This week marks the one year anniversary of an algae bloom that left 90 per cent of Pelee Island residents, who rely on well water, without safe drinking water for weeks.
Pelee Island Mayor Rick Masse says the water is not thick and green like it has been in the past.
“It hasn’t been a problem this year,” says Masse. “We’ve been blessed.”
Satellite photo from a NASA website show algae blooms on Lake Erie on Oct. 5, 2011.
Water samples on the island came up somewhat clear on Tuesday – visible signs the toxic blue green algae are minimal.
A few months ago, the algae did make its ugly appearance on shore, but overall, mayor rick masse says the impact has been very low this year.
“Because of wind conditions and the way lake has been acting this year, it’s in the lake, but it seems to be moving around our community and not hitting our shores – where last year,” says Masse.
Last summer, the toxic algae devastated the island.
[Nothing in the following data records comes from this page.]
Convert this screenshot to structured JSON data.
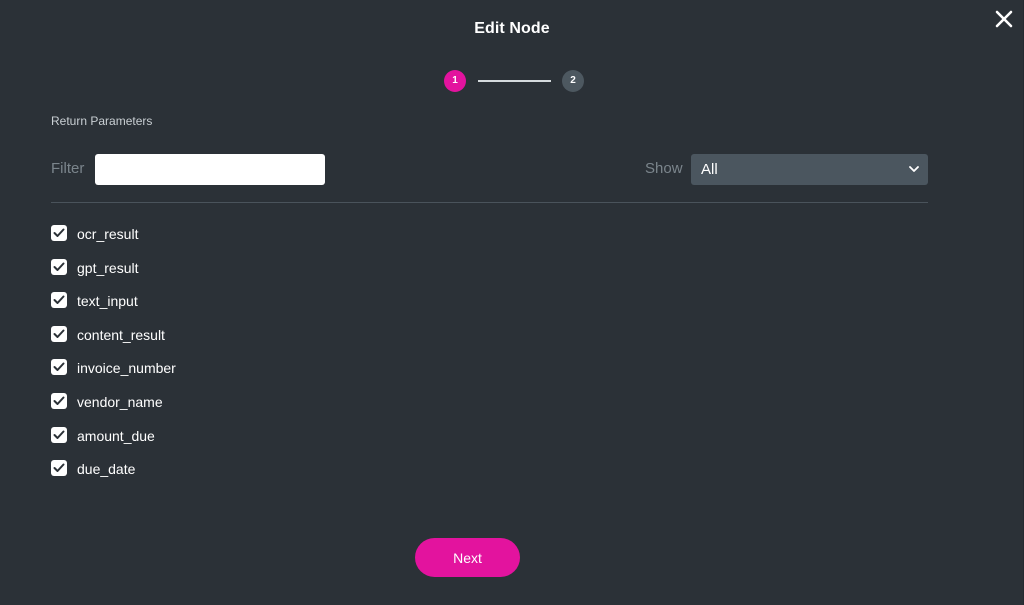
{
  "modal": {
    "title": "Edit Node"
  },
  "stepper": {
    "steps": [
      {
        "label": "1",
        "active": true
      },
      {
        "label": "2",
        "active": false
      }
    ]
  },
  "section": {
    "label": "Return Parameters"
  },
  "filter": {
    "label": "Filter",
    "value": "",
    "placeholder": ""
  },
  "show": {
    "label": "Show",
    "selected": "All"
  },
  "parameters": [
    {
      "name": "ocr_result",
      "checked": true
    },
    {
      "name": "gpt_result",
      "checked": true
    },
    {
      "name": "text_input",
      "checked": true
    },
    {
      "name": "content_result",
      "checked": true
    },
    {
      "name": "invoice_number",
      "checked": true
    },
    {
      "name": "vendor_name",
      "checked": true
    },
    {
      "name": "amount_due",
      "checked": true
    },
    {
      "name": "due_date",
      "checked": true
    }
  ],
  "footer": {
    "next_label": "Next"
  },
  "colors": {
    "background": "#2b3137",
    "accent": "#e3139e",
    "select_bg": "#4b565f",
    "inactive_step": "#4d5860"
  },
  "icons": {
    "close": "close-icon",
    "dropdown": "chevron-down-icon",
    "check": "checkmark-icon"
  }
}
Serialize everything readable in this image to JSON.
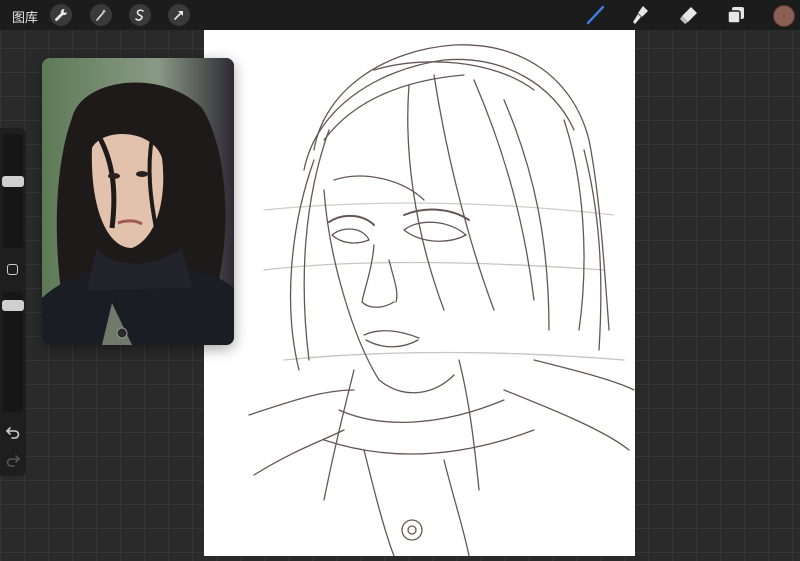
{
  "toolbar": {
    "gallery_label": "图库",
    "left_tools": [
      "wrench-icon",
      "magic-wand-icon",
      "selection-s-icon",
      "transform-arrow-icon"
    ],
    "right_tools": [
      "brush-icon",
      "smudge-icon",
      "eraser-icon",
      "layers-icon"
    ],
    "active_tool": "brush-icon",
    "active_tool_color": "#3d7de0",
    "current_color": "#8a5e52"
  },
  "sidebar": {
    "brush_size_level": 0.5,
    "opacity_level": 0.05,
    "controls": [
      "brush-size-slider",
      "modify-button",
      "opacity-slider",
      "undo-button",
      "redo-button"
    ]
  },
  "reference": {
    "content": "reference-photo"
  },
  "canvas": {
    "background": "#ffffff",
    "sketch_color": "#4a3a36"
  }
}
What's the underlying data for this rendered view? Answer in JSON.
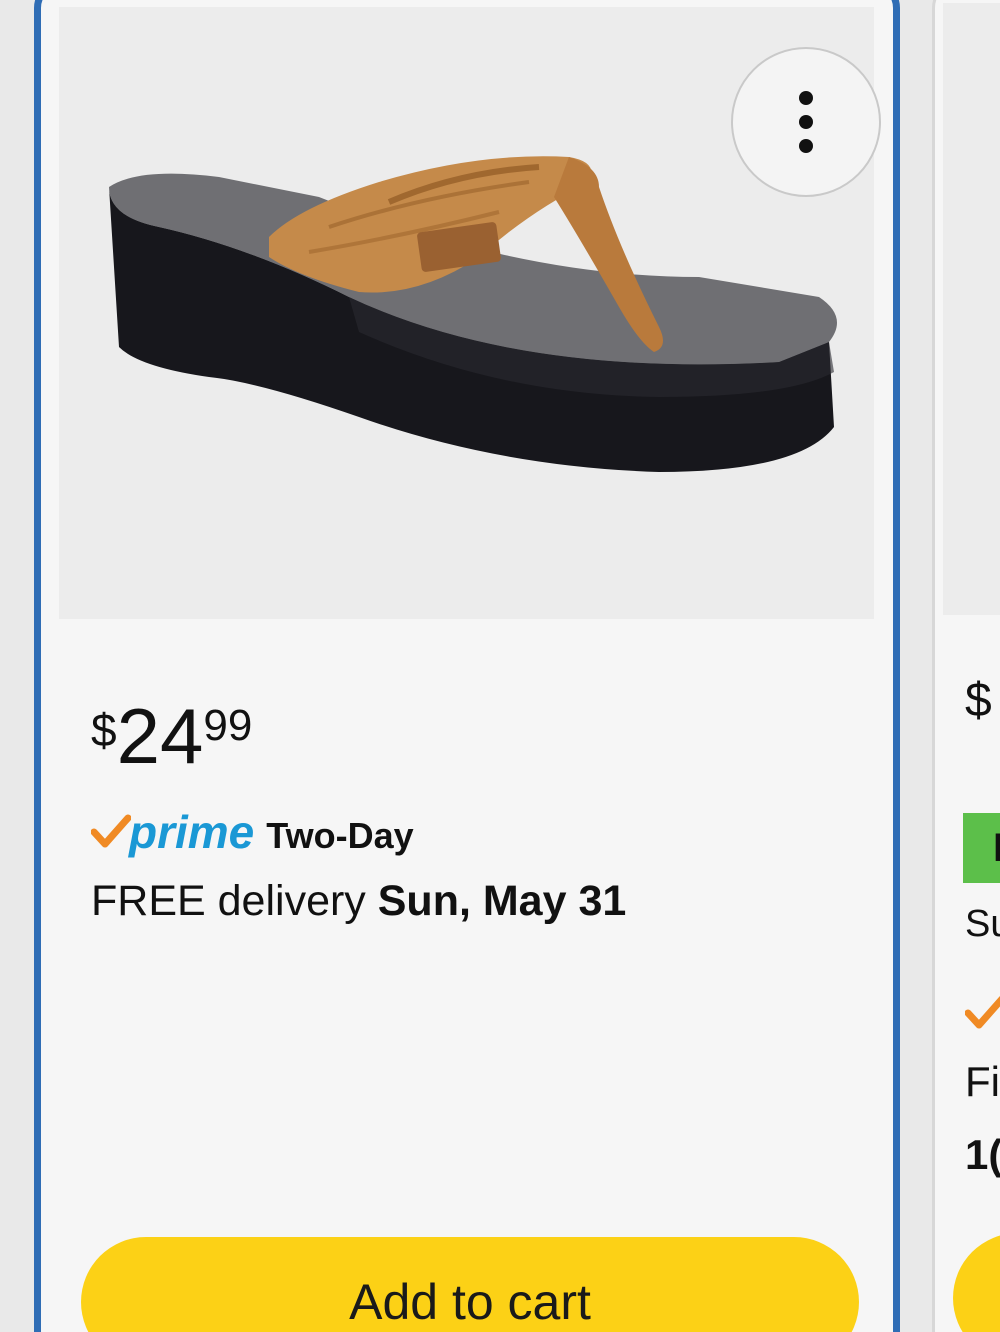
{
  "product": {
    "price": {
      "currency": "$",
      "whole": "24",
      "cents": "99"
    },
    "shipping": {
      "prime_label": "prime",
      "speed_label": "Two-Day",
      "delivery_prefix": "FREE delivery",
      "delivery_date": "Sun, May 31"
    },
    "add_to_cart_label": "Add to cart",
    "more_options_icon": "more-vertical-icon"
  },
  "next_product": {
    "price_partial": "$",
    "badge_partial": "I",
    "line1_partial": "Su",
    "line2_partial": "Fi",
    "line3_partial": "1("
  },
  "colors": {
    "card_border": "#2f6db5",
    "button_yellow": "#fcd116",
    "prime_blue": "#1a98d5",
    "prime_check_orange": "#f08a24",
    "badge_green": "#5cbf4a"
  }
}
There was a complete water ban, beaches were closed and tourism dried up.
“This issue is bigger than Pelee,” says Masse. “It’s the Great Lakes we are talking about, it affects 40 million people in the western basin. It’s a federal issue. I think the federal government needs to start doing their job on trying to mitigate what we put in this lake.
Masse says we need to stop treating Lake Erie as a sewer.
Environmentalists predict this year’s bloom in western Lake Erie will be one of the worst-ever recorded.
Environmentalists say the number one cause is run-off from farms containing high levels of phosphorous.
In June, the province signed an agreement with Ohio and Michigan to reduce the amount of phosphorous flowing into Lake Erie by 40 per cent, by 2025. Environmental groups are calling on the federal government to set similar targets.
“Those targets would set in motion action plans to reduce pol that gets into the lake and ideally see the occurrence of blooms diminish,” says Tony Maas of Freshwater Future Canada.
The precise solution will be diverse. Action plans will be rolled out over many years and he says monitoring them, will be crucial to their success.
“As action plans implemented is strength the monitoring programs so we have a sense if the action plans are resulting in reduction of phosphorous levels,” says Maas.